Looking at the wonderfully inventive late Sonata No.59 in E flat major we have the full gamut or what makes Ragna Schirmer’s playing special. Light and witty, the opening theme has that indefinable sensitivity of touch which makes it shapely and full of character, without turning into something mannered. Schirmer takes us through the extremes of Haydn’s inventiveness with a relatively gentle hand, and none of the performances here are particularly roller-coaster in effect, though there is no lack in intensity or en energy: it is however a particular kind of energy, always with that cool spot which allows one to take in the whole of the musical scenery without feeling that you’ve missed bits, or that the music is being treated in any way over-dramatically, or for that matter with any kind of superficial bravura. The Adagio e cantabile makes full use of the singing potential of the modern concert grand, and is approached with spacious elegance as a result. The ‘simplicity’ of the Finale: Tempo di Minuet is full of clever touches: just listen to the short-long left hand two note ostinato at the opening, and the genuine contrasts in dynamic throughout. This sonata also appears as the opening work in Vladimir Horowitz’s ‘The Last Recording’, and I was intrigued to hear how the grand old master brings an even lighter touch and draws even more wit and joy from the music than Schirmer. Horowitz’s recording has other issues, such as mildly undulating tempi, but in many ways he still shows the way in this music. I brought out my copy of Glenn Gould playing this and other late Haydn sonatas, and while his playing does have many special qualities the first movement in this sonata seems brutal, and the finale rather brittle by comparison. Gould does have the magic touch though, and in that central adagio the world can seem to stand still while he muses over the wonderful way in which Haydn conjures narrative and drama from so few notes. These two versions don’t compete with each other, since the arguments each player make for the music are contrasting and complementary – Gould’s pointillist and personal character may speak to you or shout at you, but you can have both versions and be comforted by Schirmer’s warm brilliance any time.

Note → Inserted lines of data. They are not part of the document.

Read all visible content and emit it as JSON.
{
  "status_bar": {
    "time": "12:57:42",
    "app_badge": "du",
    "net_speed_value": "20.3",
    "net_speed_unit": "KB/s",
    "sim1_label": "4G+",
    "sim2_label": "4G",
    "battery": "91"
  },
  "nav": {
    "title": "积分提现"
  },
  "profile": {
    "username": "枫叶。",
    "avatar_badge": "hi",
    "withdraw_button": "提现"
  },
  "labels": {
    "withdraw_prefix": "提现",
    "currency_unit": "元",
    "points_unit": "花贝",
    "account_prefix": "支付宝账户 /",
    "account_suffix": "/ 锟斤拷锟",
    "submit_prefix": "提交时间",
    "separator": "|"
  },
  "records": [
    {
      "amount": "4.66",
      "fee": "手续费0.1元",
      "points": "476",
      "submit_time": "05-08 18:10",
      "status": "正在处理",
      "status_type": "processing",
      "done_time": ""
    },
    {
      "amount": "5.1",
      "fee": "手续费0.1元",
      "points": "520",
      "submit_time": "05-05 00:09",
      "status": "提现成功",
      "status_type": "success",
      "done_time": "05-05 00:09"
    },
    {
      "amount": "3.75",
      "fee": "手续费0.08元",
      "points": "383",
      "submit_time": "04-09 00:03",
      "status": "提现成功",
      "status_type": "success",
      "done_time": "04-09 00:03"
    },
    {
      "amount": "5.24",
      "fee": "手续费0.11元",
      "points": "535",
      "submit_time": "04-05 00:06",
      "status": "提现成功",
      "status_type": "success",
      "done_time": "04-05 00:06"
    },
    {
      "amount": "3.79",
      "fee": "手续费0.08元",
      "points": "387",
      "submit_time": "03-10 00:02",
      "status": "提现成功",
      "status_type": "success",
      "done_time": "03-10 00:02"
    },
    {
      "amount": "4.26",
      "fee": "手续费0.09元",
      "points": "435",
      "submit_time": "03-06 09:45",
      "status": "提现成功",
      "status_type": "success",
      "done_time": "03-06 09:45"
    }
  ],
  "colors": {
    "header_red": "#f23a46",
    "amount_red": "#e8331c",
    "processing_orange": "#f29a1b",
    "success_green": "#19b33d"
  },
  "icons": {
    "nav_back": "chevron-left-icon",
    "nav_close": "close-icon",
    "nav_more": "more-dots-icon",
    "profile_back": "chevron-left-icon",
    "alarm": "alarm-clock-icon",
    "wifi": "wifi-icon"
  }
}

Disc 2 of Ragna Schirmer’s set brings us the magical refinement of the Sonata No.19 in E minor, in which only the final Tempo di Minuet movement led me to think a little more speed might have made the music flow a little more easily. The playing is never less than superlatively beautiful however, and any personal feelings about tempo are invariably blown away by supremely convincing performance. This is true of the concise and relatively simple 6 Variations, which Schirmer plays with as much attention to detail as any of the other works. The last four of the St.Catherine’s Day Dances provide further light diversion, before the almost baroque shapes of the Andante in G minor. The Allegretto in G major is an arrangement for piano of a piece for flute playing mechanical clock, and the trills are turned with graceful elegance by Schirmer as one might expect. As a final work, the unusually structured Sonata No.58 in G major provides a fitting showcase for Schirmer’s ability to tease maximum expression from the minimal means of Haydn’s notation, without turning the music into a caricature of itself. The final Presto is a perfect close, providing maximum fun and leaving us all on a high note.
I am completely sold on the piano playing of Ragna Schirmer. The recording is exemplary, set in a pleasant acoustic and richly full; this is demonstration quality piano recording. This allied to performances you can listen to and enjoy endlessly for their superb qualities, and you can greet these new recordings as ones which make you glad to be alive.